Última Actualización octubre 18th, 2022 8:09 AM
Feb 28, 2016 Eduardo Paganini Opinión Comentarios desactivados en ¿Un programa menos o un silencio más?
El pasado sábado 20 los radioescuchas pudimos asistir por última vez al programa radial Dejámelo pensar, conducido en Radio Del Plata de Buenos Aires por Sandra Russo y un vasto grupo de colaboradores, donde se entretejían charlas sobre política, literatura y sociedad. La causa del final del ciclo (de tres años) fue explícitamente mencionada por la conductora y silenciosamente debatida por la empresa propietaria, pero resultó evidente que el motor de la novedad fue la aparición de un nuevo criterio financiero en el sostenimiento del espacio —más próximo a estos nuevos tiempos de autogestión y sustentabilidad, que son tan eufónicos—.
Resulta imposible no vincular la decisión también con la circunstancia de que la figura central —la periodista Russo— ha adquirido notoriedad mediática merced a un programa tan polémico como 6-7-8 por la TV Pública, Canal 7 Buenos Aires, donde de paso sea dicho sumaba una de las pocas voces con contenido y espíritu crítico al lado de cacofónicos sonsonetes hábiles en el manejo léxico.
Y resulta más significativo el acontecimiento ya que sucede en una emisora que reúne una serie de programaciones que no son genuflexas ni tibias con el actual gobierno, sorprendentemente constitucional. Quizá una fisura —peligrosa— en esta radio, una de las últimas portadoras de voces diferentes a la del coro amarillentamente monocromático en que confluye la mayoría de multimedios. ¿Primer paso hacia el monopolio de la opinión pública? No lo sabemos, pero lo que sí parece muy visible es su efecto esperado en nuestra población que viene mayoritariamente respondiendo de modo que aún sus pensamientos parecen estar en contra de lo que su instinto de supervivencia trata de proponerle.
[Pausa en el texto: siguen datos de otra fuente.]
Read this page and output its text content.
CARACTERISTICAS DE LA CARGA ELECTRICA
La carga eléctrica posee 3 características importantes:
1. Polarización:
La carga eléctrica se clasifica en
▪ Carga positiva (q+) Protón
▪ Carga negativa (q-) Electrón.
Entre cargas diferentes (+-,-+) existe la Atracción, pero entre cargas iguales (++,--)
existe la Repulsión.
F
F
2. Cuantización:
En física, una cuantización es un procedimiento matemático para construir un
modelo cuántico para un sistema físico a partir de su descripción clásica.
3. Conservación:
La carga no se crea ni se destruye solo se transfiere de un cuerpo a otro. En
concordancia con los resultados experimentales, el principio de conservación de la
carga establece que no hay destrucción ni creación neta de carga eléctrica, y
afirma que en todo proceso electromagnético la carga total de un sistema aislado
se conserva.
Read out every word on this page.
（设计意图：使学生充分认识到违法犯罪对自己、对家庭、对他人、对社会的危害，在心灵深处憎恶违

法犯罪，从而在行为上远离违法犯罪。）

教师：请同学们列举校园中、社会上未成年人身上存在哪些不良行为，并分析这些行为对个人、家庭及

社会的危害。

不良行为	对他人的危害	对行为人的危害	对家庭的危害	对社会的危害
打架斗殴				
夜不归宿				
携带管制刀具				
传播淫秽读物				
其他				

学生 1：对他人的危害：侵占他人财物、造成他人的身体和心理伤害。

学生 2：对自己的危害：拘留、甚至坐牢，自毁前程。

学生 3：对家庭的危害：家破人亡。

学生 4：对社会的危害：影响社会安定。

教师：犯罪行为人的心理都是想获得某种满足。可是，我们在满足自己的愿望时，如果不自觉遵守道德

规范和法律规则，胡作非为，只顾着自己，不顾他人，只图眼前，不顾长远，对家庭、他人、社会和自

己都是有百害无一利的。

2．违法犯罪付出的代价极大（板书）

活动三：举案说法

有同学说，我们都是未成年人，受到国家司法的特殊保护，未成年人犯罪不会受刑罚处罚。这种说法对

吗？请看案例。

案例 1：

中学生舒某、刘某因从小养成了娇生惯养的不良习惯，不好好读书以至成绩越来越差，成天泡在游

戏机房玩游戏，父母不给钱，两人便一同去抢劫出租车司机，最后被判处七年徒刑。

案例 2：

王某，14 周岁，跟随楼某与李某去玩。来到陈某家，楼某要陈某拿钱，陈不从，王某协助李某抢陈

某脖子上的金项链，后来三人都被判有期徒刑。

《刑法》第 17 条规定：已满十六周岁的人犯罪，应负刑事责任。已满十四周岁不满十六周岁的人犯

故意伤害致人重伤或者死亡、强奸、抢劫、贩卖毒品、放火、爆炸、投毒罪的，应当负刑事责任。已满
Volviendo a nuestro programa radial, vemos que varios periodistas con la figura visible de Sandra Russo a la cabeza, pasaron a ocupar la nueva condición social y laboral de nuestro país: la del despedido: doble castigo, pues hacía pocos días venía asimilando esta misma situación de su ex programa televisivo. Podríamos intuir de aquí que el principal motivo —más que las explicaciones financieras de la empresa— está vinculado con excusas ideológicas: la identificación —más allá de que resulten verdaderas o falsas— del programa radial o de sus integrantes con el kirchnerismo, término que ha cotizado alarmantemente en baja en la bolsa del vocabulario, incluyendo en la generación de esta devaluación a muchos tradicionales poseedores de acciones.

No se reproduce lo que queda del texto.